Anyone got a problem with that?

 
At March 19, 2007, Blogger MudderPugger said...

it's also practicing choiceless awareness- where I to focus on a particular wave or ripple, my attention would get carried downstream until whatever it was I was focusing on vanished, leaving me to find another whirpool to focus on; that's exercising choice in your awareness.
To go back to the metaphor endo and I were yammering about about whirlpools not existing; Choosing a wave to stare at, one loses the stream itself, and starts identifying with "things" such as "whirlpools". All of a sudden, it's a world of patterns and features on the river's surface, where if the flow is allowed to enter and then the field of vision without attaching to it, the wholeness of the river is sensed first.
Like wow, man.

 
At March 19, 2007, Blogger endofthedream said...

The term stillness is an interesting one, it can be misleading as what is ever still? Everything appears to be in constant motion.

It's the other way around, isn' it?

The macro-vision is that everything appears to be still; you do not appear to change, moment to moment (unless something radical happens, like a haircut or a limb being severed).

But when understood (or appreciated) on the micro-level (quantum), it is seen (by no one) that there is only on-going movement.
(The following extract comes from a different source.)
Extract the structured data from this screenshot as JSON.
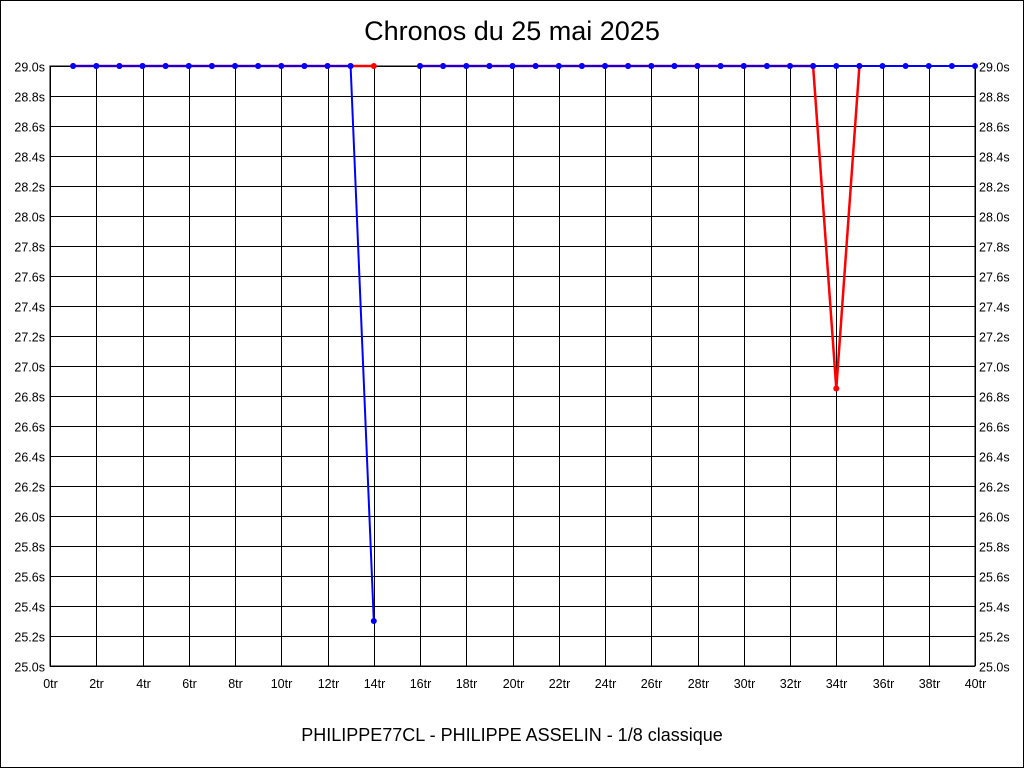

This movement, this flow is so total that it is not even possible to point to a specific or particular thing which is in motion. It might be more accurate to say all there is is flux and not some "thing" which undergoes flux. (BTW, I like the spinning top analogy!)


I think non-attachment is a big part of "achieving" such a level of "stillness."


Non-attachment is not something that one can manufacture.

it's also practicing choiceless awareness- where I to focus on a particular wave or ripple, my attention would get carried downstream until whatever it was I was focusing on vanished, leaving me to find another whirpool to focus on; that's exercising choice in your awareness.
To go back to the metaphor endo and I were yammering about about whirlpools not existing; Choosing a wave to stare at, one loses the stream itself, and starts identifying with "things" such as "whirlpools".



Whether or not there is staring at the wave or the flowing stream is not up to us. For some, there can be value in realizing that nothing is up to us. Not what we think, what we do, what we feel. "We" are not in control of it, being rather the driven, not the driver.